# A few tips for the young coyote hunters



## stevecat (May 16, 2007)

I remember when I first started fox calling and then coyote hunting and believe me they are two different things especially now, if you want to learn a couple things or maybe brush up on a couple good tips for this time of year or even more inportant "this kind of year" with the cold and lasting snap we are having you are in the prime time to kill some some dogs..
wether you only have a ole shotgun, a 22 or spent several dollars on the latest and greatest HPR your odds are all good in this weather.

BEST CALLING
The hardest thing to get used to is to call only in the early morning on the coldest morning near thickets with wheat stubble, tall gras, alfalfa or hay stubble fields nearby, mice love this stuff and can easely tunnel through it.
coyotes love and prefer to hunt mice especially when the snow covers these areas and the top is crunchey and amplifiese the sound of mice, subtel mouth calls will bring any nearby coyote out of a thicket under these extreme conditions every time, if you get nothing after 15 minutes ther's no coyotes there. move on..


Driving coyotes
The same as a deer driving, you need pushers and standers, to increase our odds we only drive coyotes after a fresh snow, the reason in this is that we target only woodlots in the center of fields, because the fresh snow lets us see if coyotes have moved in or out of the woodlot and there are plenty of those around Ohio, standers should be along fence row's and all possible escape routs atleast a hundred yards or farther from the woodlot and down wind, the pushers go in raising as much hell as possible not only to move the game but especially to let the standers know exactly where the pushers are at all times, February is the best time to kill doubles while driving woodlots as the male will seldome stray far from a female during the day.

I hope some of these tips help someone kill a few dogs this season.

any ? just ask, anytime

Steve


----------



## coyote69 (Jan 19, 2010)

"if you get nothing after 15 minutes ther's no coyotes there. move on.."
Rarely do I call in a yote in Ohio in less than 15 mins. , if this was a WESTERN State were populations where populations are high, then I would agree than 15-20 mins. max at a stand , unless you know for sure there are yotes in your area.

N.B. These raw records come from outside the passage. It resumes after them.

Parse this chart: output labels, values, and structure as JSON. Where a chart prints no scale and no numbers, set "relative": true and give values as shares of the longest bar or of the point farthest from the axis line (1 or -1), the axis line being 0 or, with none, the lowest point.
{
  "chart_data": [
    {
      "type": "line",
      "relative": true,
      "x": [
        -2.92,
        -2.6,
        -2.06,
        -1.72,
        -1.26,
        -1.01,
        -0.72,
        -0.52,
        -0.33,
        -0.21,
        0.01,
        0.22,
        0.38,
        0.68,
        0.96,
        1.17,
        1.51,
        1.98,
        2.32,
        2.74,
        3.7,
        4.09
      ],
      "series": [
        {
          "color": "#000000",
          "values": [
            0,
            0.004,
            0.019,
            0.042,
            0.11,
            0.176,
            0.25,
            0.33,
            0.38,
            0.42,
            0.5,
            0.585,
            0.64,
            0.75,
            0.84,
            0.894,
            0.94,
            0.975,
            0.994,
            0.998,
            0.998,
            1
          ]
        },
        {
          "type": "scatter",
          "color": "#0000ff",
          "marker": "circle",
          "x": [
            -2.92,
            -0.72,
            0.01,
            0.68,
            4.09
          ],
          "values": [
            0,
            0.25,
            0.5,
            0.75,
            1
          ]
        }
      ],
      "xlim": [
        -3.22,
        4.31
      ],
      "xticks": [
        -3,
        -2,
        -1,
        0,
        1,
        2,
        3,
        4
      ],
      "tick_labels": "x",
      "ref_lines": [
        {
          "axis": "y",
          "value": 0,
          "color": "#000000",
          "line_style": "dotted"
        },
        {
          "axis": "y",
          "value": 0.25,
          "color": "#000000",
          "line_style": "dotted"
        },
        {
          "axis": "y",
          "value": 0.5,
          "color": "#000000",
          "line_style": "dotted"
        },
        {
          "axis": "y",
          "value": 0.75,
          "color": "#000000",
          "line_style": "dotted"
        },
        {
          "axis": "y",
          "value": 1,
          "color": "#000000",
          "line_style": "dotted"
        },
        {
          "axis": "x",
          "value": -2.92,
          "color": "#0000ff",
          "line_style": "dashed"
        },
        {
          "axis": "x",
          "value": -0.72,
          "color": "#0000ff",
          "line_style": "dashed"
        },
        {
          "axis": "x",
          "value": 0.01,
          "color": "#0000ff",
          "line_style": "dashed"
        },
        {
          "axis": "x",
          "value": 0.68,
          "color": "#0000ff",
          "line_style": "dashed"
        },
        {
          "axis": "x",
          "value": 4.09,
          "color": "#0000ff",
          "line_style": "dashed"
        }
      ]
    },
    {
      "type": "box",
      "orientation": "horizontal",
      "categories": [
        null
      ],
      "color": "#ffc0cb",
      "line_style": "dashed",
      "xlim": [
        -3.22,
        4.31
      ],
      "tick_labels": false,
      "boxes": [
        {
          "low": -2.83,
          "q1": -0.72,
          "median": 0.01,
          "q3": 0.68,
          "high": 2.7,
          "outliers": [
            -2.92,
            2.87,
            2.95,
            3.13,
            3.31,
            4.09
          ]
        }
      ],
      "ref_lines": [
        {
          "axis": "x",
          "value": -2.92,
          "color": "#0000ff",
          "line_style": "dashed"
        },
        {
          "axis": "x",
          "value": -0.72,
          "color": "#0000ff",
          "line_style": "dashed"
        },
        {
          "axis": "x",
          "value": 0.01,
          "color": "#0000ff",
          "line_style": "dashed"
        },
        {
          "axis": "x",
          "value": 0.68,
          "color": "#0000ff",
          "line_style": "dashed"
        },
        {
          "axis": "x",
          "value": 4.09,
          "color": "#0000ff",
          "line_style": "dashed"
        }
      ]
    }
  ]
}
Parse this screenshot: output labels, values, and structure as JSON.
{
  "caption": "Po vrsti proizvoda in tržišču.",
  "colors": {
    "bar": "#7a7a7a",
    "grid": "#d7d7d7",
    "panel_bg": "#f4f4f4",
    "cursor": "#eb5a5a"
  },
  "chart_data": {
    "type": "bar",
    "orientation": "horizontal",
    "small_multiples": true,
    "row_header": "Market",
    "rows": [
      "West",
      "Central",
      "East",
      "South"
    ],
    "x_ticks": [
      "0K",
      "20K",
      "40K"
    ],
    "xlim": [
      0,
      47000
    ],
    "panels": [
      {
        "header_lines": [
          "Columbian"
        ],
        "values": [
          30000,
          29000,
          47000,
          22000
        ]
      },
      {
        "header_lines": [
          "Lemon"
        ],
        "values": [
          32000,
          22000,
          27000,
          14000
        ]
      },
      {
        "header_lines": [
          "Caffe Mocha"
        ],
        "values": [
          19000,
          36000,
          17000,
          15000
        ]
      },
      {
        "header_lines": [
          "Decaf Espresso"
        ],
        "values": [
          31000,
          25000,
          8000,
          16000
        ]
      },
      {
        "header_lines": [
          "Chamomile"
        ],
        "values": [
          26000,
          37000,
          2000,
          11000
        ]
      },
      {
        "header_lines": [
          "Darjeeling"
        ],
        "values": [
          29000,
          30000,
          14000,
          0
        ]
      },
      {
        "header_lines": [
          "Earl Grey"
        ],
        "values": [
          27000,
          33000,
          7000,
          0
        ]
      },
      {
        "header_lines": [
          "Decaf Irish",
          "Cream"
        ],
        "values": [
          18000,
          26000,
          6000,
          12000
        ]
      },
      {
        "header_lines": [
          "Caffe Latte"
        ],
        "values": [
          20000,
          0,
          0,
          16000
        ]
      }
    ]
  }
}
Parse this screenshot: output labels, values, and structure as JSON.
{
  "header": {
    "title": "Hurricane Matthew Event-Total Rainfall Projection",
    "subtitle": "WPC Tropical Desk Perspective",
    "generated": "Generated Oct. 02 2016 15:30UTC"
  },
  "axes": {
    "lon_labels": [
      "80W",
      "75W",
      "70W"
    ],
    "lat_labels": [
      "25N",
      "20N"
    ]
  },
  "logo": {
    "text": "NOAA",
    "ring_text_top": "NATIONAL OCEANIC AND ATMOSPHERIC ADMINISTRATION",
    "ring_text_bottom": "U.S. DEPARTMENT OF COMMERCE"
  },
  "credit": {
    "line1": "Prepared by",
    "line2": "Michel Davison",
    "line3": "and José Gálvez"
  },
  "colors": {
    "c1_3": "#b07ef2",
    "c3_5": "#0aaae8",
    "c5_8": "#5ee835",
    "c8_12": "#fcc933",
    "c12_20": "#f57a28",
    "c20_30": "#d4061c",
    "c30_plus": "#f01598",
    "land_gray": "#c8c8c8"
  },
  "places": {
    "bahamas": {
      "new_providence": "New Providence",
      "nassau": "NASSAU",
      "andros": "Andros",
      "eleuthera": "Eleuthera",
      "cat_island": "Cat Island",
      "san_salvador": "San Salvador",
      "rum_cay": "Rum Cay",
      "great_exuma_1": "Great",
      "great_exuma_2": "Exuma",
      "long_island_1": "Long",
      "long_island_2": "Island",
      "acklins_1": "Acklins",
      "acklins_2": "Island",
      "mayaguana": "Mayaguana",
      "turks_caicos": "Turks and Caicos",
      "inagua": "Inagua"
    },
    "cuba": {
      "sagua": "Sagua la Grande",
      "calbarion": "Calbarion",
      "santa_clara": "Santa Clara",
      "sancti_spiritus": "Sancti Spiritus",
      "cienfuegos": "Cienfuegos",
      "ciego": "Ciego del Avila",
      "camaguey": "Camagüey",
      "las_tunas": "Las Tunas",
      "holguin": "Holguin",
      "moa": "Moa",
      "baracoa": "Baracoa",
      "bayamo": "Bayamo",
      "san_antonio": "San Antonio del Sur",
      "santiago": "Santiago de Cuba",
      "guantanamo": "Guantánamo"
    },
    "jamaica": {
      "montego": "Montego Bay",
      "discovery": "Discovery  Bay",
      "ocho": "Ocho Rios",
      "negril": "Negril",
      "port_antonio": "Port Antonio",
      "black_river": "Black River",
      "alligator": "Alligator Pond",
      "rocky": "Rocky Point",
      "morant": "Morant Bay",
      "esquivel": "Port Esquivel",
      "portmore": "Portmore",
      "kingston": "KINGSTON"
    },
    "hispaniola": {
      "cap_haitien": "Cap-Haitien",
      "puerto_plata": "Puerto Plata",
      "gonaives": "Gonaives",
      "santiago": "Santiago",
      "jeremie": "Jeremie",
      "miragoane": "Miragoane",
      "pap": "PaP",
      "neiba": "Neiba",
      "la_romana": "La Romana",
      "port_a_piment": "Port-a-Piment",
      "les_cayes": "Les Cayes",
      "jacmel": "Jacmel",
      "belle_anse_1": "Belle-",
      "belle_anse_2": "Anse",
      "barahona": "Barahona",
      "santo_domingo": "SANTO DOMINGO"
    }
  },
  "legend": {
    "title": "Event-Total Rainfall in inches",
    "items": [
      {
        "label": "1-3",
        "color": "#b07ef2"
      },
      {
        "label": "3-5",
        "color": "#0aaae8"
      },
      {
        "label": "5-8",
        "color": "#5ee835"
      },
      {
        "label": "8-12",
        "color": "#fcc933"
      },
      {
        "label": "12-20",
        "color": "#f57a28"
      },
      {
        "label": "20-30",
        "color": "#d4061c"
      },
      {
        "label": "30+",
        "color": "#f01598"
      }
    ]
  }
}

Best thing to do to increase your chances is to make sure your hunting an area that coyotes hang out in. Since the population is not high in Ohio , you must do some scouting , look for coyotes while driving along the roads , go out and use locator calls at night , look for tracks (signs). If you are hunting a spot coyotes are not in , you can stay all day calling in one spot and it doesnt matter. Find the dogs , is #1.

After this past weekend , i'm on yote #17 for the season , not too bad since I didnt start after them this year until mid-Nov. and didnt start hunting them hard until X-mas time. With the heavy snow and cold , they are reacting to the calls very well.

I also would not recommend hunting for coyotes with a .22 cal. or anything smaller(.17) , match your cal. to the game your after.
Good clean kills , dont make them suffer with light cals. and have to make multiple shots.

Good luck out there , 

Matt


----------